Regularly participates in scheduled case management and hospitalist meetings and actively exchanges information pertaining to clinical documentation to support intensity of services and level of acuity of the patient.
Other duties as needed.

EDUCATION & EXPERIENCE REQUIREMENTS:
Inpatient CDI plus.
Outpatient CDI experience consider
ED CDI who has working experience on admission criteria including medical necessity, quality measure, E&M level
Foreign Medical Graduate, PA, RN, LVN, RHIT or CCS with current valid license/certification and relevant education.
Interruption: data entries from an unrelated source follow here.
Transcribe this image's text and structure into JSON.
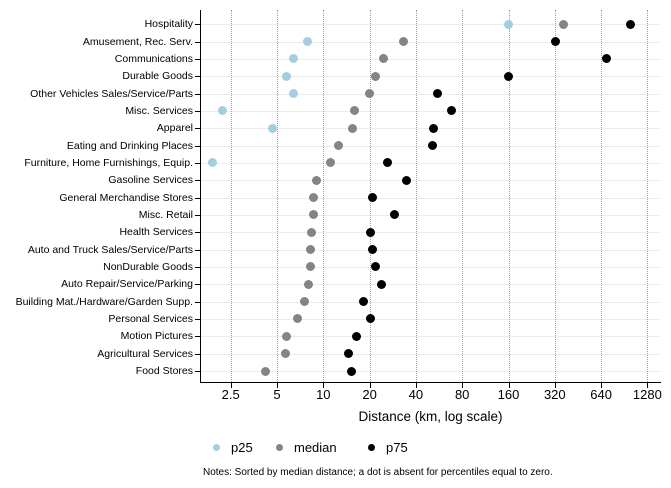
{
  "chart_data": {
    "type": "scatter",
    "title": "",
    "xlabel": "Distance (km, log scale)",
    "ylabel": "",
    "x_scale": "log",
    "x_base_value": 2.5,
    "x_ticks": [
      2.5,
      5,
      10,
      20,
      40,
      80,
      160,
      320,
      640,
      1280
    ],
    "x_tick_labels": [
      "2.5",
      "5",
      "10",
      "20",
      "40",
      "80",
      "160",
      "320",
      "640",
      "1280"
    ],
    "x_range": [
      1.6,
      1550
    ],
    "grid": true,
    "legend_position": "bottom",
    "series_names": [
      "p25",
      "median",
      "p75"
    ],
    "colors": {
      "p25": "#a5cde0",
      "median": "#848484",
      "p75": "#000000"
    },
    "rows": [
      {
        "label": "Hospitality",
        "p25": 160,
        "median": 363,
        "p75": 1000
      },
      {
        "label": "Amusement, Rec. Serv.",
        "p25": 7.9,
        "median": 33,
        "p75": 325
      },
      {
        "label": "Communications",
        "p25": 6.4,
        "median": 24.6,
        "p75": 690
      },
      {
        "label": "Durable Goods",
        "p25": 5.8,
        "median": 22,
        "p75": 160
      },
      {
        "label": "Other Vehicles Sales/Service/Parts",
        "p25": 6.4,
        "median": 20,
        "p75": 55
      },
      {
        "label": "Misc. Services",
        "p25": 2.2,
        "median": 15.9,
        "p75": 68
      },
      {
        "label": "Apparel",
        "p25": 4.7,
        "median": 15.4,
        "p75": 52
      },
      {
        "label": "Eating and Drinking Places",
        "p25": null,
        "median": 12.5,
        "p75": 51
      },
      {
        "label": "Furniture, Home Furnishings, Equip.",
        "p25": 1.9,
        "median": 11.2,
        "p75": 26
      },
      {
        "label": "Gasoline Services",
        "p25": null,
        "median": 9.0,
        "p75": 34.5
      },
      {
        "label": "General Merchandise Stores",
        "p25": null,
        "median": 8.7,
        "p75": 21
      },
      {
        "label": "Misc. Retail",
        "p25": null,
        "median": 8.7,
        "p75": 29
      },
      {
        "label": "Health Services",
        "p25": null,
        "median": 8.4,
        "p75": 20.4
      },
      {
        "label": "Auto and Truck Sales/Service/Parts",
        "p25": null,
        "median": 8.3,
        "p75": 21
      },
      {
        "label": "NonDurable Goods",
        "p25": null,
        "median": 8.3,
        "p75": 22
      },
      {
        "label": "Auto Repair/Service/Parking",
        "p25": null,
        "median": 8.0,
        "p75": 24
      },
      {
        "label": "Building Mat./Hardware/Garden Supp.",
        "p25": null,
        "median": 7.6,
        "p75": 18.2
      },
      {
        "label": "Personal Services",
        "p25": null,
        "median": 6.8,
        "p75": 20.4
      },
      {
        "label": "Motion Pictures",
        "p25": null,
        "median": 5.8,
        "p75": 16.5
      },
      {
        "label": "Agricultural Services",
        "p25": null,
        "median": 5.7,
        "p75": 14.5
      },
      {
        "label": "Food Stores",
        "p25": null,
        "median": 4.2,
        "p75": 15.3
      }
    ],
    "legend": [
      {
        "label": "p25",
        "color": "#a5cde0"
      },
      {
        "label": "median",
        "color": "#848484"
      },
      {
        "label": "p75",
        "color": "#000000"
      }
    ],
    "notes": "Notes: Sorted by median distance; a dot is absent for percentiles equal to zero."
  }
}
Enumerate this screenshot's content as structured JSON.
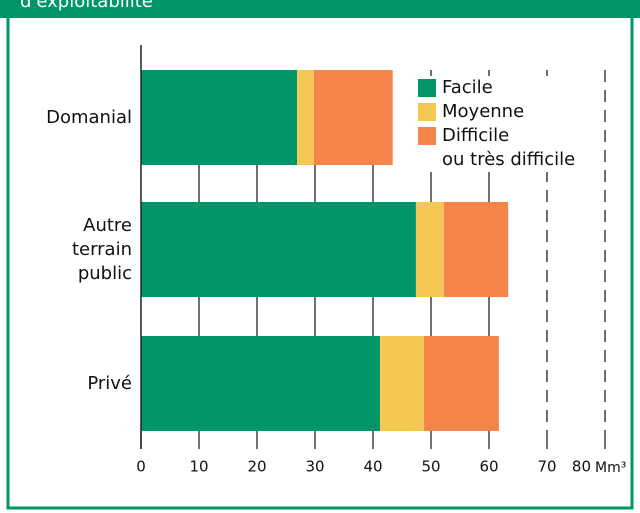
{
  "chart_data": {
    "type": "stacked_barh",
    "title": "d'exploitabilité",
    "categories": [
      "Domanial",
      "Autre\nterrain\npublic",
      "Privé"
    ],
    "series": [
      {
        "name": "Facile",
        "color": "#00966a",
        "values": [
          26.9,
          47.4,
          41.2
        ]
      },
      {
        "name": "Moyenne",
        "color": "#f5c855",
        "values": [
          2.9,
          4.8,
          7.6
        ]
      },
      {
        "name": "Difficile\nou très difficile",
        "color": "#f5844a",
        "values": [
          13.6,
          11.1,
          12.9
        ]
      }
    ],
    "xlabel": "Mm³",
    "xlim": [
      0,
      80
    ],
    "xticks": [
      0,
      10,
      20,
      30,
      40,
      50,
      60,
      70,
      80
    ],
    "grid": true,
    "legend": "upper right"
  }
}
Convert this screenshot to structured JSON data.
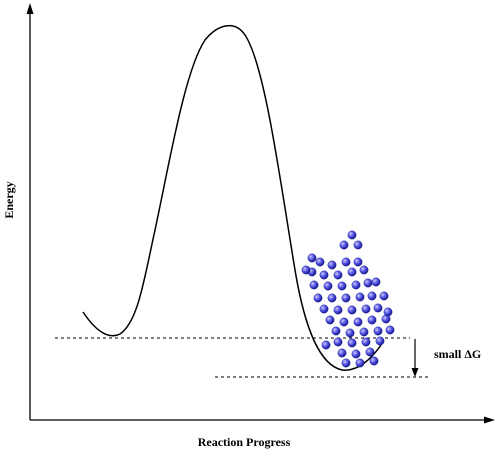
{
  "diagram": {
    "x_axis_label": "Reaction Progress",
    "y_axis_label": "Energy",
    "delta_label": "small ΔG"
  },
  "colors": {
    "ink": "#000000",
    "sphere_light": "#c8c8ff",
    "sphere_mid": "#5050e0",
    "sphere_dark": "#1a1a90"
  },
  "molecules": {
    "count": 53
  }
}
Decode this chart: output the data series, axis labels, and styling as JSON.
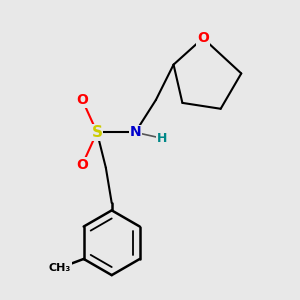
{
  "background_color": "#e8e8e8",
  "atom_colors": {
    "O": "#ff0000",
    "N": "#0000cc",
    "S": "#cccc00",
    "H": "#008888",
    "C": "#000000"
  },
  "figsize": [
    3.0,
    3.0
  ],
  "dpi": 100
}
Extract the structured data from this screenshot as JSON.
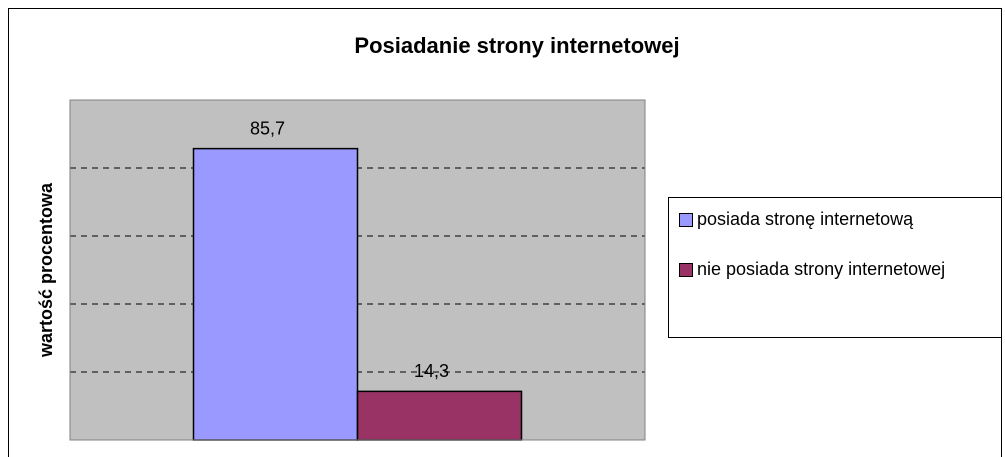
{
  "chart_data": {
    "type": "bar",
    "title": "Posiadanie strony internetowej",
    "y_label": "wartość procentowa",
    "categories": [
      null
    ],
    "series": [
      {
        "name": "posiada stronę internetową",
        "color": "#9999ff",
        "values": [
          85.7
        ],
        "value_labels": [
          "85,7"
        ]
      },
      {
        "name": "nie posiada strony internetowej",
        "color": "#993366",
        "values": [
          14.3
        ],
        "value_labels": [
          "14,3"
        ]
      }
    ],
    "ylim": [
      0,
      100
    ],
    "yticks": [
      0,
      20,
      40,
      60,
      80,
      100
    ],
    "grid": true,
    "legend": "right"
  }
}
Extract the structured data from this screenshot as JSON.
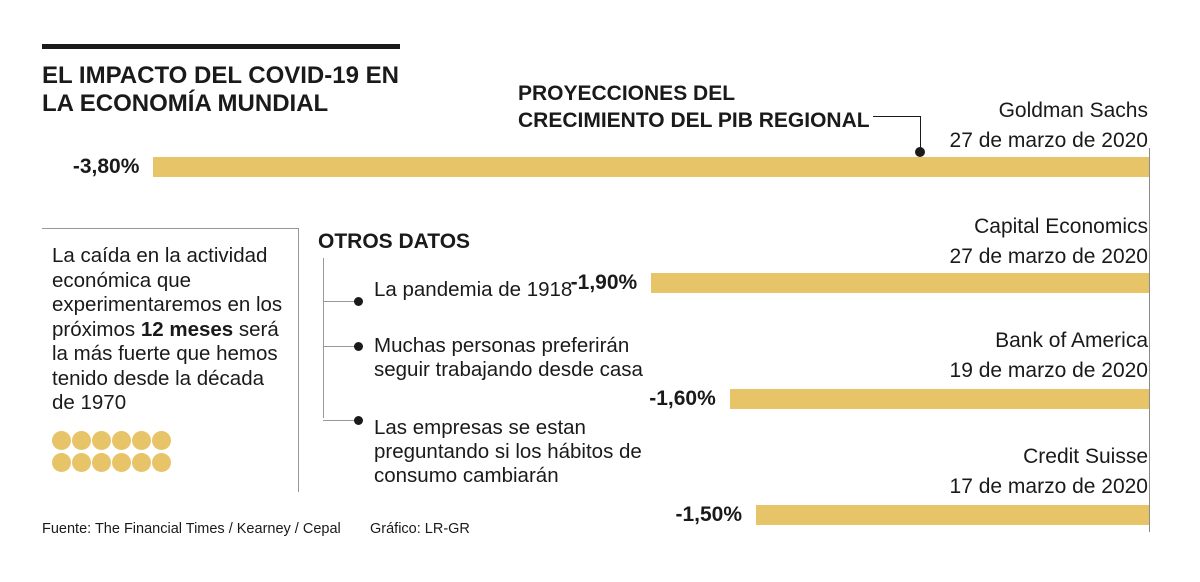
{
  "title": "EL IMPACTO DEL COVID-19 EN LA ECONOMÍA MUNDIAL",
  "chart_data": {
    "type": "bar",
    "orientation": "horizontal",
    "title": "PROYECCIONES DEL CRECIMIENTO DEL PIB REGIONAL",
    "unit": "%",
    "color": "#e8c468",
    "series": [
      {
        "name": "Goldman Sachs",
        "date": "27 de marzo de 2020",
        "value": -3.8,
        "label": "-3,80%"
      },
      {
        "name": "Capital Economics",
        "date": "27 de marzo de 2020",
        "value": -1.9,
        "label": "-1,90%"
      },
      {
        "name": "Bank of America",
        "date": "19 de marzo de 2020",
        "value": -1.6,
        "label": "-1,60%"
      },
      {
        "name": "Credit Suisse",
        "date": "17 de marzo de 2020",
        "value": -1.5,
        "label": "-1,50%"
      }
    ]
  },
  "info_box": {
    "text_before": "La caída en la actividad económica que experimentaremos en los próximos ",
    "highlight": "12 meses",
    "text_after": " será la más fuerte que hemos tenido desde la década de 1970"
  },
  "otros_datos": {
    "title": "OTROS DATOS",
    "items": [
      "La pandemia de 1918",
      "Muchas personas preferirán seguir trabajando desde casa",
      "Las empresas se estan preguntando si los hábitos de consumo cambiarán"
    ]
  },
  "footer": {
    "source": "Fuente: The Financial Times / Kearney / Cepal",
    "credit": "Gráfico: LR-GR"
  }
}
CCS Certification preferred
CDIP and/or CCDS Certification preferred
SKILLS & ABILITIES REQUIREMENTS:
Ability to describe a quality improvement in problem solving process and how its use assists in reaching improving clinical documentation and/or organizational quality improvement goals.
Able to verbalize at least one departmental or hospital wide improvement initiative that has occurred within the last 12 months.
Cooperates with others in the improvement of services offered at our institution. Continually makes recommendations that assist in the improvement of services.

PHYSICAL REQUIREMENTS:
Body Positions: Sitting and standing for prolonged periods.
Body Movements: Arm and hand dexterity.
Body Senses: Must have command of close and distant sight, color perception and hearing.
Strength: Ability to lift and move up to 25-pounds.